Does a prayer become objectionable because it is in Urdu, because God is invoked as Khuda and Allah?

Pilibhit headmaster, Pilibhit headmaster suspended, Muhammad Iqbal poem, Iqbal poem, VHP, Vishva Hindu Parishad, Uttar Pradesh news, religious prayer madrasas, Muhammad Iqbal poem, Indian express Does it really need a prolonged inquiry to discover that the Urdu prayer, for allowing which the poor teacher is facing punishment, is conspicuously non-religious?

“No Lord but Jesus Christ. There is only one true God. Forgive us, Father, for allowing a prayer which is an abomination in your right.” This is what a group of fanatics had shouted in the United States Senate, protesting against the recitation of a classical Indian prayer at the beginning of a session in July 2007.

Their deplorable behaviour was later justified by some others on the grounds that “One nation under God” in the US National Pledge referred to the God of “monotheistic” Christian faith and the non-Christian prayer recited in the senate belonged to a “polytheistic” creed. The US media approached people from different walks of life seeking their reaction and the majority of respondents disapproved of the incident.

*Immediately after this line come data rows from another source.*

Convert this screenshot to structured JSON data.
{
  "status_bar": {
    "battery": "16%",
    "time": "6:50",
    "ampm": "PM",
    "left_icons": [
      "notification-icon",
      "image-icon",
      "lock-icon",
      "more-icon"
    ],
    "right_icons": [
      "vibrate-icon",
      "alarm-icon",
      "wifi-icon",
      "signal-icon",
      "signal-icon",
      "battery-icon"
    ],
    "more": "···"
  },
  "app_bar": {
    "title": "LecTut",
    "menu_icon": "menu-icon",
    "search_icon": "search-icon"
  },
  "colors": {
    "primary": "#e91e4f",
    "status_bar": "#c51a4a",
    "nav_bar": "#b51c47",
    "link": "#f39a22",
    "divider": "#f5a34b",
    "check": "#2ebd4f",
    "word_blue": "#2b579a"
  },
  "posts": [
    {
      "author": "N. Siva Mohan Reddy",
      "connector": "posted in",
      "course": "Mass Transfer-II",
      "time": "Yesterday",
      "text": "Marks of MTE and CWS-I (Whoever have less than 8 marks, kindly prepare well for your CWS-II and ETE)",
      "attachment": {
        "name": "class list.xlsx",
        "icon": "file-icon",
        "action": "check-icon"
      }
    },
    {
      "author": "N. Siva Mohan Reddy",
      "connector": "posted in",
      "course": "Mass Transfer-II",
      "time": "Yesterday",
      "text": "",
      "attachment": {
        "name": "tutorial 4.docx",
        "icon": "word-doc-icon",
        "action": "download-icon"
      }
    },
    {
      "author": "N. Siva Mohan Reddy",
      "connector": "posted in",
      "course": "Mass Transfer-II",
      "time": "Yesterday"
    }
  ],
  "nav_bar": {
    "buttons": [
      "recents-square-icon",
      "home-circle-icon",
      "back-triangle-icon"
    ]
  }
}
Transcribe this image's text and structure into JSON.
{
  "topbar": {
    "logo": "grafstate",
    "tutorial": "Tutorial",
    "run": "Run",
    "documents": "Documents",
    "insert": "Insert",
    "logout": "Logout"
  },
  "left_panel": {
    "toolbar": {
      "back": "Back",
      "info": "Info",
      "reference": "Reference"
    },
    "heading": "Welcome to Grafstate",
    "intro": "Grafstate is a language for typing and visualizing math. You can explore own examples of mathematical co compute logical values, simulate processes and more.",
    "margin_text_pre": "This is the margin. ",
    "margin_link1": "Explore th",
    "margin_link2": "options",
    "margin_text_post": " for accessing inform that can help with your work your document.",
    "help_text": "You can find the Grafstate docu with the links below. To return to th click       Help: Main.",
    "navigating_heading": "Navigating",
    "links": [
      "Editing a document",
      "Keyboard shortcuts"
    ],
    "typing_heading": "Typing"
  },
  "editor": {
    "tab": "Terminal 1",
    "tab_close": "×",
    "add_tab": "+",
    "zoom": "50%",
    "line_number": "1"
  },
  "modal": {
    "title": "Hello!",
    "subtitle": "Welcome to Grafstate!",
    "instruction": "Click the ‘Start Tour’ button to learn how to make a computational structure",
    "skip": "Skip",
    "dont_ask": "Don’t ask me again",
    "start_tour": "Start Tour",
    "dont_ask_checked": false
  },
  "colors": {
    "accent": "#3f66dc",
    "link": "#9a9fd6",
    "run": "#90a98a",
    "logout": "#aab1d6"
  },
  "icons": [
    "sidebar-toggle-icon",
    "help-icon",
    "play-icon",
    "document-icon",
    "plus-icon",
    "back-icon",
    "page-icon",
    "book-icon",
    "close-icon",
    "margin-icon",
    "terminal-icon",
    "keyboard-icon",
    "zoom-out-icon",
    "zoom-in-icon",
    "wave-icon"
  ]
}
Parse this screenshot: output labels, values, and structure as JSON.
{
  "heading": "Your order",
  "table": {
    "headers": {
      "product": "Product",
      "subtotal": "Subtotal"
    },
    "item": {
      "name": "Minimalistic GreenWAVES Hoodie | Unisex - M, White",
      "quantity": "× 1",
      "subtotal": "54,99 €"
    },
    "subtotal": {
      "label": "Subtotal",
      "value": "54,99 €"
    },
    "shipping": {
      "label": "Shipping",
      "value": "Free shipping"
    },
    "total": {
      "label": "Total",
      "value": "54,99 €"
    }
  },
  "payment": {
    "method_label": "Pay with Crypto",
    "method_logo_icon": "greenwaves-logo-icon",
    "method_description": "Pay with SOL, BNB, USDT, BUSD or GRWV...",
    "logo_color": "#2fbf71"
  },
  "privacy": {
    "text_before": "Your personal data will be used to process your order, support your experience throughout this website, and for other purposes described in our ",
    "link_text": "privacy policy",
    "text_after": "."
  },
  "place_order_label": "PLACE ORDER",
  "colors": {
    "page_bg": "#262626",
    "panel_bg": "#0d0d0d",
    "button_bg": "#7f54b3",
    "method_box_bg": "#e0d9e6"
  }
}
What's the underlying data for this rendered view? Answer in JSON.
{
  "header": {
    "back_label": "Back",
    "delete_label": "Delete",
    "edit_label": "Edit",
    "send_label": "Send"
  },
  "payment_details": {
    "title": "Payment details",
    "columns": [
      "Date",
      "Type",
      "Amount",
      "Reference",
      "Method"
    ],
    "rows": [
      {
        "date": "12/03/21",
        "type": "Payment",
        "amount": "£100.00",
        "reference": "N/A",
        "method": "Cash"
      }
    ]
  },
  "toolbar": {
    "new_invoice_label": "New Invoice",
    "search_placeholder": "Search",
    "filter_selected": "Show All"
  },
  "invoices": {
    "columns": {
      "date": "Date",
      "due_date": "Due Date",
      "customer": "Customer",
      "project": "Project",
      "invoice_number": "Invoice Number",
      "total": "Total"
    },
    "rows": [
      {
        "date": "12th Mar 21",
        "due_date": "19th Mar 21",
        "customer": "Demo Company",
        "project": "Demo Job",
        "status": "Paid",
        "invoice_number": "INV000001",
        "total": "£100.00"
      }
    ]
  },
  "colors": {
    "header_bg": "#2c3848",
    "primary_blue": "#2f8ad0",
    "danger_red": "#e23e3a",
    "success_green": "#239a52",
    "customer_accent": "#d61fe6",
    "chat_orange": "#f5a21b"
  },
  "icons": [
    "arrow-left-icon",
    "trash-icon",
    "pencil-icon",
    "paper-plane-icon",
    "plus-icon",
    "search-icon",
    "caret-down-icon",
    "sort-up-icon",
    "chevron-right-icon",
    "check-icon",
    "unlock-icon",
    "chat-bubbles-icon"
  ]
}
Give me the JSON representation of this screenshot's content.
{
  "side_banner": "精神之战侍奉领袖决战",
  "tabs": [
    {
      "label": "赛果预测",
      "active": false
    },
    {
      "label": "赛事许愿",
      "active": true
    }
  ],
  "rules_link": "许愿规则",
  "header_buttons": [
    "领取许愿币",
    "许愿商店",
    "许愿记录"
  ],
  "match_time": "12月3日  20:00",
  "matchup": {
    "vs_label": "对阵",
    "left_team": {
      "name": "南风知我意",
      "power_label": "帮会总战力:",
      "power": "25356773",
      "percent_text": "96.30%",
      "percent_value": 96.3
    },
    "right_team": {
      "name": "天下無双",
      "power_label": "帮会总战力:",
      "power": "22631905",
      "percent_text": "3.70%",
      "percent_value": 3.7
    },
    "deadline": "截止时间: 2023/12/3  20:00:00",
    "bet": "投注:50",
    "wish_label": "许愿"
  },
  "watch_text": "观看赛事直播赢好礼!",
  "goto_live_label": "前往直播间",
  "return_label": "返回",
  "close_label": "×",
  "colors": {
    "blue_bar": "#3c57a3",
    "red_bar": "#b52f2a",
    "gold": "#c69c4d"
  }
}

I happened to be in the US and was invited by Voice of America to participate in a debate on the incident. The so-called “polytheistic” prayer objected to was a Vedic hymn — Asato ma sadgamayam tamaso ma jyotirgamaya, mmrityoma amritam gamaya. Translating it into English as “lead us from the unreal to the real, from darkness to light, from death to immortality”, I asked my co-debaters “what is polytheistic in it?” No one had an answer. “If the Christian trinity of Father, Son and Holy Ghost does not make Christianity a polytheistic faith, how can the Indian trinity of Brahma, Vishnu and Mahesh be seen as a symbol of polytheism?” I further asked. Again, there was no answer.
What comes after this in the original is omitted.